His instinct was to query this, but he curbed it. Following Twinks’s blueprint, he went on, ‘Yes, our love is so wonderful . . . so rare . . . so beautiful . . .’
‘Yes, yes, yes,’ murmured the enchanted Princess.
‘. . . and so tragic,’ concluded Blotto, according to instructions.
‘Tragic?’ echoed the Princess. ‘Why, are you suffering from some wasting disease that will cut short your young life?’
She actually sounded quite attracted by the idea, and so was Blotto. Maybe the threat of an early death would be the route to go down? Maybe he’d get rid of the girl quicker that way . . .? But no, better stick with Twinks’s scenario.
‘No, I am healthy,’ he replied. ‘But of what value will health be to me as I spend the rest of my life without the only woman I can ever love?’
‘You do not need to spend it without me. I will always be there for you. We can spend our lives together!’
Blotto stroked her black hair and let out a world-weary sigh. ‘Oh, how young you are, sweet Ethelinde,’ he said. ‘How young and innocent in the ways of the world.’
‘I have seen more of the world than many girls my age.’
‘Perhaps,’ Blotto went on, still following his sister’s script, ‘but there is much you have not seen. In many ways you are as innocent as a new-faun born.’ The Princess looked at him with some puzzlement. Blotto thought about it. ‘Sorry, a new-born faun. You know of love, yes, but you do not yet know of duty.’
‘I have always been dutiful to my parents.’
‘Yes, but I speak of a greater duty – the duty that is owed to one’s country.’r />
‘I have always been loyal to Mitteleuropia.’
‘I do not doubt it, Ethelinde. You are like a dog.’
‘I beg your pardon?’
‘As faithful as a dog.’
‘Oh. Right.

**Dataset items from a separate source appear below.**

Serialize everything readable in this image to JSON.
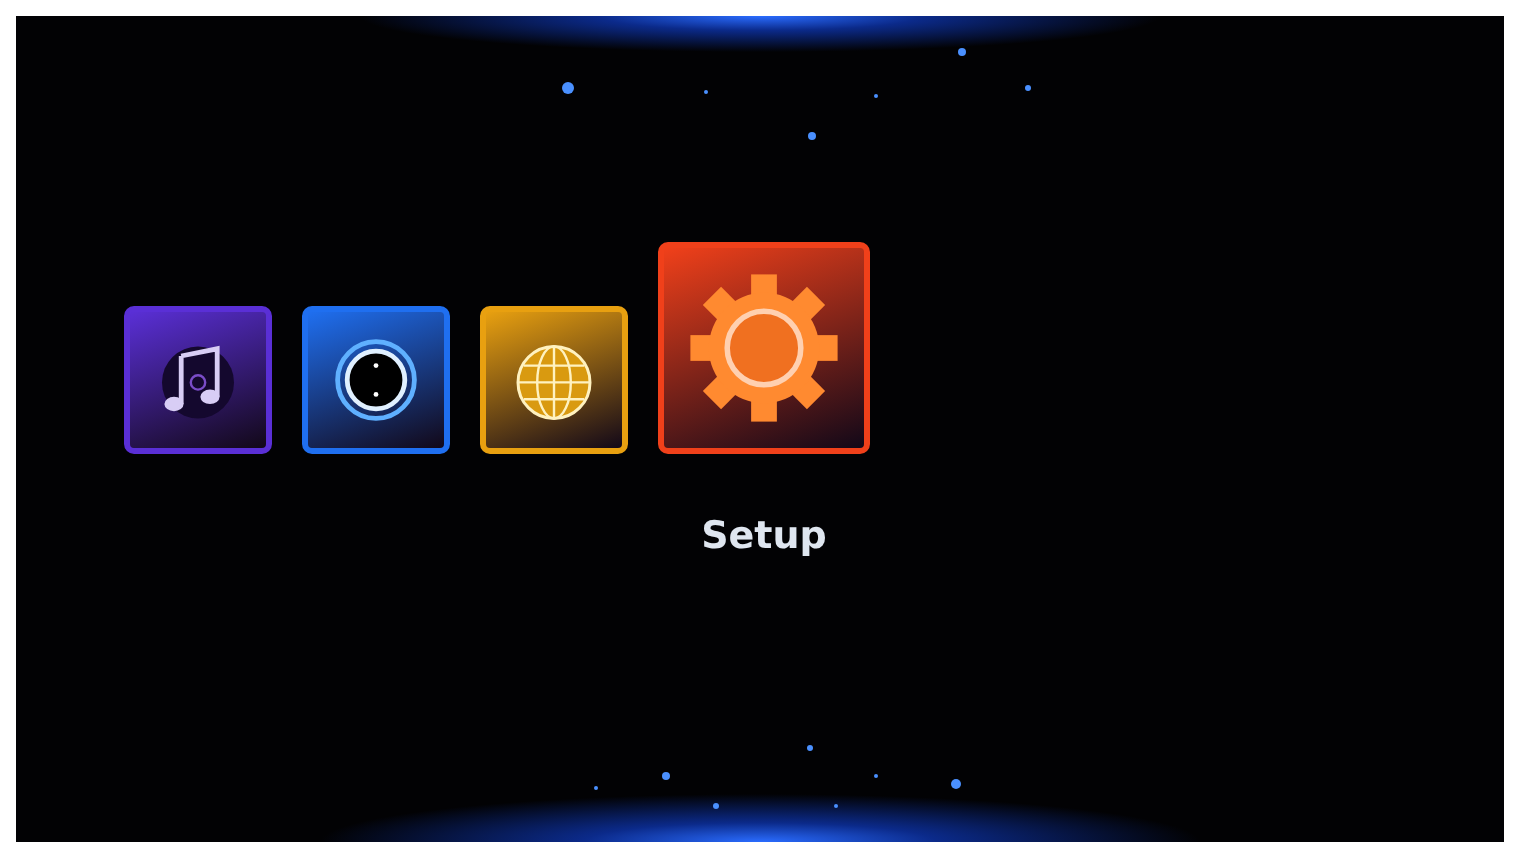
{
  "menu": {
    "items": [
      {
        "kind": "music",
        "selected": false,
        "color": "#5a2fd6"
      },
      {
        "kind": "video",
        "selected": false,
        "color": "#1f6ff0"
      },
      {
        "kind": "internet",
        "selected": false,
        "color": "#e8a010"
      },
      {
        "kind": "setup",
        "selected": true,
        "color": "#f0401a",
        "label": "Setup"
      }
    ]
  }
}
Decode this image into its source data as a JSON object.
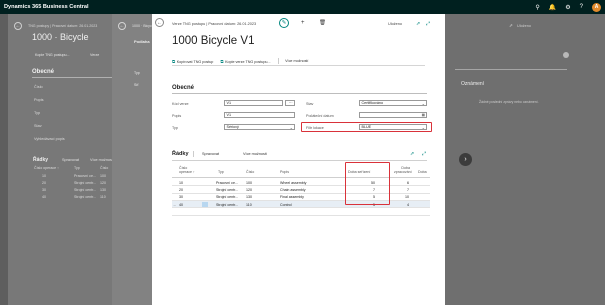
{
  "topbar": {
    "app_title": "Dynamics 365 Business Central",
    "avatar_initial": "A"
  },
  "layer1": {
    "breadcrumb": "TNG postupy | Pracovní datum: 26.01.2023",
    "title": "1000 · Bicycle",
    "action_copy": "Kopie TNG postupu...",
    "action_version": "Verze",
    "section": "Obecné",
    "fields": [
      "Číslo",
      "Popis",
      "Typ",
      "Stav",
      "Vyhledávací popis"
    ],
    "subpage": "Řádky",
    "subtabs": [
      "Spravovat",
      "Více možností"
    ],
    "grid_header": [
      "Číslo operace ↑",
      "Typ",
      "Číslo"
    ],
    "grid_rows": [
      [
        "10",
        "Pracovní ce...",
        "100"
      ],
      [
        "20",
        "Strojní centr...",
        "120"
      ],
      [
        "30",
        "Strojní centr...",
        "130"
      ],
      [
        "40",
        "Strojní centr...",
        "110"
      ]
    ]
  },
  "layer2": {
    "breadcrumb": "1000 · Bicycle",
    "title": "Podlaha",
    "tab_a": "Typ",
    "tab_b": "Síť"
  },
  "layer_right": {
    "saved": "Uloženo",
    "notes_title": "Oznámení",
    "notes_empty": "Žádné poslední zprávy nebo oznámení."
  },
  "card": {
    "breadcrumb": "Verze TNG postupu | Pracovní datum: 26.01.2023",
    "title": "1000 Bicycle V1",
    "saved": "Uloženo",
    "actions": {
      "copy": "Kopírovat TNG postup",
      "copy_version": "Kopie verze TNG postupu...",
      "more": "Více možností"
    },
    "section": "Obecné",
    "fields": {
      "version_code_label": "Kód verze",
      "version_code": "V1",
      "description_label": "Popis",
      "description": "V1",
      "type_label": "Typ",
      "type": "Sériový",
      "status_label": "Stav",
      "status": "Certifikováno",
      "start_date_label": "Počáteční datum",
      "start_date": "",
      "location_filter_label": "Filtr lokace",
      "location_filter": "BLUE"
    },
    "lines": {
      "title": "Řádky",
      "tabs": [
        "Spravovat",
        "Více možností"
      ],
      "columns": [
        "Číslo operace ↑",
        "Typ",
        "Číslo",
        "Popis",
        "Doba seřízení",
        "Doba zpracování",
        "Doba"
      ],
      "rows": [
        {
          "op": "10",
          "type": "Pracovní ce...",
          "no": "100",
          "desc": "Wheel assembly",
          "setup": "50",
          "run": "6"
        },
        {
          "op": "20",
          "type": "Strojní centr...",
          "no": "120",
          "desc": "Chain assembly",
          "setup": "7",
          "run": "7"
        },
        {
          "op": "30",
          "type": "Strojní centr...",
          "no": "130",
          "desc": "Final assembly",
          "setup": "5",
          "run": "10"
        },
        {
          "op": "40",
          "type": "Strojní centr...",
          "no": "110",
          "desc": "Control",
          "setup": "5",
          "run": "4"
        }
      ],
      "selected_marker": "→"
    }
  },
  "colors": {
    "topbar": "#00201f",
    "accent": "#00857e",
    "highlight": "#d9323a"
  }
}
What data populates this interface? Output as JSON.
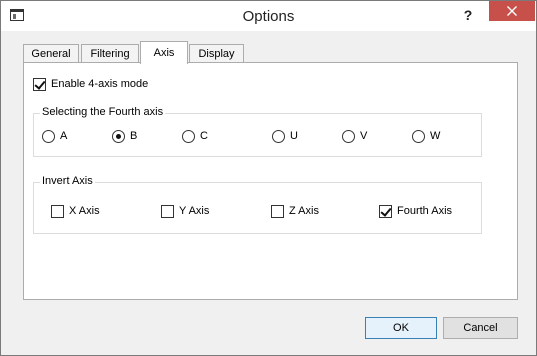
{
  "window": {
    "title": "Options",
    "help_glyph": "?",
    "close_glyph": "close"
  },
  "tabs": [
    {
      "label": "General",
      "active": false
    },
    {
      "label": "Filtering",
      "active": false
    },
    {
      "label": "Axis",
      "active": true
    },
    {
      "label": "Display",
      "active": false
    }
  ],
  "axis_tab": {
    "enable_four_axis": {
      "label": "Enable 4-axis mode",
      "checked": true
    },
    "fourth_axis_group": {
      "title": "Selecting the Fourth axis",
      "options": [
        {
          "label": "A",
          "selected": false
        },
        {
          "label": "B",
          "selected": true
        },
        {
          "label": "C",
          "selected": false
        },
        {
          "label": "U",
          "selected": false
        },
        {
          "label": "V",
          "selected": false
        },
        {
          "label": "W",
          "selected": false
        }
      ]
    },
    "invert_axis_group": {
      "title": "Invert Axis",
      "options": [
        {
          "label": "X Axis",
          "checked": false
        },
        {
          "label": "Y Axis",
          "checked": false
        },
        {
          "label": "Z Axis",
          "checked": false
        },
        {
          "label": "Fourth Axis",
          "checked": true
        }
      ]
    }
  },
  "buttons": {
    "ok_label": "OK",
    "cancel_label": "Cancel"
  },
  "colors": {
    "close_button": "#c7514a",
    "default_button_border": "#3c7fb1"
  }
}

And I will be as faithful as a dog in my love for you.’
‘Yes, Ethelinde.’ Blotto paused, before coming out with the really good line Twinks had given him. ‘But sometimes love is not enough.’
‘What do you mean?’
‘There is love and there is duty. We love each other more than words can say.’ Certainly more than my words can say, thought Blotto, glad to be using Twinks’s. ‘But our love is a small thing, set against the fate of nations. We are players in a greater game. Our love cannot heal the rifts in the Kingdom of Mitteleuropia, or quell the growing conflict with Transcarpathia. The only thing that can do that is a union between the two states. There can only be harmony between Mitteleuropia and Transcarpathia when King Sigismund is back on the throne here . . . and when you are married to Crown Prince Fritz-Ludwig . . .’
The Princess let out a little gasp, and for the first time Blotto doubted the efficacy of Twinks’s plan as he ploughed on, ‘It is terrible. It will pain me more than I can say. Throughout the rest of my life I will know that the only woman I can ever love is in the arms of another. But to those of royal birth comes a burden of great responsibilities. For the sake of Mitteleuropia, Ethelinde, for the sake of your country, we must stifle the love that is between us.’
She was silent and once again he wondered whether it would work. But he should have trusted Twinks. After a moment, Princess Ethelinde drew herself up to her full height (not very high) and said, in the manner of Mary Queen of Scots facing the scaffold, ‘You are right, Blotto. For a Princess of the Blood Royal to think of marrying for love is mere selfishness. I have only to look around my relatives to know that it never happens. So yes, I must give up the man I love and, for the sake of Mitteleuropia, I must give myself into the arms of the man I loathe – Crown Prince Fritz-Ludwig of Transcarpathia.’